With his Secret Superstar director Advait Chandan, bollywood megastar aamir khan is working on a hindi adaptation of Forrest Gump, late 20th-century Hollywood's preeminent Rorschach blot, which will put his "Hanks-ish likability" to the ultimate test. With the substitution of golgappa for chocolate boxes, scriptwriter Atul Kulkarni's Sending Gump east offers up new avenues of history and culture. 
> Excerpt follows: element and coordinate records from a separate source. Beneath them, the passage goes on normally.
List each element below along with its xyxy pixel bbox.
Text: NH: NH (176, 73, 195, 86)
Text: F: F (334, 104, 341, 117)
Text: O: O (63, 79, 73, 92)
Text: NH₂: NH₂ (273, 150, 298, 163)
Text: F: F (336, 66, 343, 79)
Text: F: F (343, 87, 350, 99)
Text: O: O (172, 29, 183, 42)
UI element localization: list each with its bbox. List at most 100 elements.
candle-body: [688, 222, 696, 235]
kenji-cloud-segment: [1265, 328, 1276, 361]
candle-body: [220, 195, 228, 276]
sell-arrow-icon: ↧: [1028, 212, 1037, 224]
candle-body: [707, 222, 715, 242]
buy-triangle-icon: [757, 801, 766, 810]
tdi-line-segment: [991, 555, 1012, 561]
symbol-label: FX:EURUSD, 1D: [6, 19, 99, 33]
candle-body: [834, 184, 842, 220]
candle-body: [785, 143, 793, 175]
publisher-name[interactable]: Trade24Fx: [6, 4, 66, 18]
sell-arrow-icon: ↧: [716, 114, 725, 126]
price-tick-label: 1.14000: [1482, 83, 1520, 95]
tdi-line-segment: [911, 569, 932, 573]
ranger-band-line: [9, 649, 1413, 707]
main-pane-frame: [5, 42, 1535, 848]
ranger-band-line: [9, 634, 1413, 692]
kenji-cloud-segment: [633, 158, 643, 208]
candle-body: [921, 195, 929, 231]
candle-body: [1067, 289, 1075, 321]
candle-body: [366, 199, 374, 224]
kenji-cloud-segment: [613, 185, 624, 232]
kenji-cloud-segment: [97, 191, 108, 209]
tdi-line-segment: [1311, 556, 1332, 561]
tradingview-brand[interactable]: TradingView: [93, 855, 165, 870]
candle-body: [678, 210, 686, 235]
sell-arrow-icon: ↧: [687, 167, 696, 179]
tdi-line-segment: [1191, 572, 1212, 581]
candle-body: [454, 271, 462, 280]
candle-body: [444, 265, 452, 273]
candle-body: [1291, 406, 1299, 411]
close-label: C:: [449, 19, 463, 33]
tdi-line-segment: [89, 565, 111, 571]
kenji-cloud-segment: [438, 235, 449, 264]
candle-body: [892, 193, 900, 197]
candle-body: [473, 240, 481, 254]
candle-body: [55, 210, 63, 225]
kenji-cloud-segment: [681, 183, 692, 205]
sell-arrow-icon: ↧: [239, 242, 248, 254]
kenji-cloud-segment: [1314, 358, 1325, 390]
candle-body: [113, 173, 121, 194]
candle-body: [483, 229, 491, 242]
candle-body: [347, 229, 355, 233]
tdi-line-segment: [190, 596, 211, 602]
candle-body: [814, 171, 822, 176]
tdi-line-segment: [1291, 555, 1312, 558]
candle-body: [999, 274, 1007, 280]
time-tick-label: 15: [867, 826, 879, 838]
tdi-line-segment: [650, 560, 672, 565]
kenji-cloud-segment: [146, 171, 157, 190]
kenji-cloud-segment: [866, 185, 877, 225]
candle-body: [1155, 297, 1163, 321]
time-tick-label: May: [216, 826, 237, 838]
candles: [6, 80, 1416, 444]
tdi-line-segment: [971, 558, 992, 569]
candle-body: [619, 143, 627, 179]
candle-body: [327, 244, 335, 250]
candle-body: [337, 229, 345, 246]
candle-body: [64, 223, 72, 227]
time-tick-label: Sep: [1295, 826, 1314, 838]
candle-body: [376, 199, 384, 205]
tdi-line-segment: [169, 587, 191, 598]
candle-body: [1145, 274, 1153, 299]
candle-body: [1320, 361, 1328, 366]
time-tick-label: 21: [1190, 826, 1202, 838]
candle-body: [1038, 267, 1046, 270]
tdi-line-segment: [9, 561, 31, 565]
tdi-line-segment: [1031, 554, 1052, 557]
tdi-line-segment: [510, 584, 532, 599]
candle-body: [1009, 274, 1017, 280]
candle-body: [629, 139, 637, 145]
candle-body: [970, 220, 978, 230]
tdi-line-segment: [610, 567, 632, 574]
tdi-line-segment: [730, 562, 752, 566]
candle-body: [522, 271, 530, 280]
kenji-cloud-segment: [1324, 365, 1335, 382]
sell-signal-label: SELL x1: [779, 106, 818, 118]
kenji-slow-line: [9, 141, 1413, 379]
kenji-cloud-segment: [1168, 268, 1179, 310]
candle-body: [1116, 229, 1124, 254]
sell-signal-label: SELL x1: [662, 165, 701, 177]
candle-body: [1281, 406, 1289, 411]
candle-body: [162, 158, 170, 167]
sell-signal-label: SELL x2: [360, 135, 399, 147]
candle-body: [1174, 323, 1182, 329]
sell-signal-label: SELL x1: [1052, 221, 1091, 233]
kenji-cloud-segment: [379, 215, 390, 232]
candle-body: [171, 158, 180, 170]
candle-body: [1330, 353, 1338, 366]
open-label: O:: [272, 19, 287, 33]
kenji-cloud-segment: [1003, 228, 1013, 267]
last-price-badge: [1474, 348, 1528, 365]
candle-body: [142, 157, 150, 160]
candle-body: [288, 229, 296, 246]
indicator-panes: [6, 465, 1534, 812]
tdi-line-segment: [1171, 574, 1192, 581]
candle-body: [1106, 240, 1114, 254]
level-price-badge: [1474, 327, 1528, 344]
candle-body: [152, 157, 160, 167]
The CG feather, the sentimental score, the picaresque narration and park bench philosophy, and the running with and without callipers, however, have mostly been swallowed whole by the adaptation. The one thing it risks is that a three-word explanation - hindi Forrest Gump - would tell you everything you ever needed to know about it. It meticulously replicates the merits and shortcomings of its predecessor.


Changes in emphasis are noticeable. Khan's title character emerges as an even larger momma's boy than Gump, closer in spirit and incessant commentary style to Kids in the Hall's precocious oddbod Gavin, as he unloads his genuinely tiresome life narrative onto Chandigarh's unfortunate commuters. A jealous sugar daddie plots to hide Laal's sweetheart Rupa (Kareena Kapoor, who gives the Xerox-flat characterization considerable warmth) because aids is seen to be so outdated. 


And there are more jabs at indian militarism than you might expect: in a tone-jarring prologue, Laal's ancestors suffer from recurrent border disputes, and our hero's service raises a few giggles by implying how readily unwavering conformism and pure dumb luck are interpreted for courage. Some scenes are effective. The running is still entertaining, and Khan is still incredibly expressive physically. Making the amputee friend a former fundamentalist (Manav Vij) is intriguing, but the commentary about holding hands across the temple aisle seems toned down in comparison to Khan's wry religious satire PK. 


Laal Singh Chaddha does not represent the worst Hindiization of a hollywood production; instead, it builds upon the fundamental skills Chandan shown in Secret Superstar without capturing the actual enchantment that the former movie managed to wring from tired tropes. Few would fault Khan for being cautious in the face of resurgent personal attacks and hashtags used as weapons. But his best films have made many types of statements; in this case, he seems a little terrified.